As word spread, supporters thronged the capitol’s entrances, lined the walkways encircling the rotunda and turned the Senate chamber’s gallery into a cheering section.
What made the scene so riveting was the woman who was required to speak without a break, without straying from the topic and without even leaning on her antique walnut desk. As time ran out, Republicans deemed her to have violated those rules — including once for being helped with a back brace — and made her give up the floor.
Such was the bedlam, however, that when the 19-10 vote finally happened, it came several minutes too late for a midnight deadline.
That kind of tenacity has also been the story of her life. Davis, 50, became a mother while still in her teens, lived for a time in a trailer park and graduated with honors from Harvard Law School.
As she spoke, Twitter registered 400,000 tweets with the hashtag #standwithwendy. One of them came from the official account of President Obama, and said: “Something special is happening in Austin tonight.”
But it was a rare — and likely temporary — victory for abortion rights advocates.
Davis succeeded in running out the clock on the session. So late Wednesday afternoon, Texas Gov. Rick Perry (R) announced that he would call the legislature back for another special session, to begin July 1. The abortion bill appears certain to be considered again, and if the Republican leadership acts quickly enough, it will not be subject to a filibuster.
“Obviously, if he brings that back again and the management in the capitol on both sides manages time better than they did when we started this past special session, that bill will pass,” Davis conceded in an interview.
The legislation would ban abortions after 20 weeks of pregnancy, which is about four weeks before a fetus is viable; mandate abortion clinics to meet the same standards as hospital-style surgical centers; and require doctors who perform the procedure to have admitting privileges at nearby hospitals.
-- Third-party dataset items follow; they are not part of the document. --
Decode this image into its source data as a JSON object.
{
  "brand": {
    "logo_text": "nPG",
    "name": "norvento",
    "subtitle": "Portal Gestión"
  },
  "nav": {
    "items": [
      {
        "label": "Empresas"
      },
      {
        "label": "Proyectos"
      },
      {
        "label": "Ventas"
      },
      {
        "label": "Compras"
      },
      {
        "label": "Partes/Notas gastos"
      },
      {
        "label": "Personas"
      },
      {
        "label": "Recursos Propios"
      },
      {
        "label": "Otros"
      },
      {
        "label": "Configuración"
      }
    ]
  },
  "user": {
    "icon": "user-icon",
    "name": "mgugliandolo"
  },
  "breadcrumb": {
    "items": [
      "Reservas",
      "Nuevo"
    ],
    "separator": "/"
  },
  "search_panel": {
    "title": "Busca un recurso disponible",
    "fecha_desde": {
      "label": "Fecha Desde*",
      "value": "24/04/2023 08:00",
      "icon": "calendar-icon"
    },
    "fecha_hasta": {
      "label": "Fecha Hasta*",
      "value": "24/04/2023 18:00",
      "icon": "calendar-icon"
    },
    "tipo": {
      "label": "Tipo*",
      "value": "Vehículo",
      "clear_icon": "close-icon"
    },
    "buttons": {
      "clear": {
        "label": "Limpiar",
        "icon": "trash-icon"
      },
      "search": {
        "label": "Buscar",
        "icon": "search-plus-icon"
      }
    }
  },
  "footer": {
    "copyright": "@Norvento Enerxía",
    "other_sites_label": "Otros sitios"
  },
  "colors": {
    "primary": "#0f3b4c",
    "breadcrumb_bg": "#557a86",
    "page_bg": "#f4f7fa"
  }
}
Advocates of the legislation say it is a means of assuring abortion is safe; opponents say it would force nearly every abortion clinic in the state to close.
In the 2012 presidential and Senate elections, Republicans felt a backlash for waging what Democrats branded a “war on women,” particularly on questions involving contraception and abortion.
But there is a political tide pulling in the other direction. During the more than two years since the 2010 elections strengthened Republican power in state capitals across the country, many have moved to put new limitations on abortion.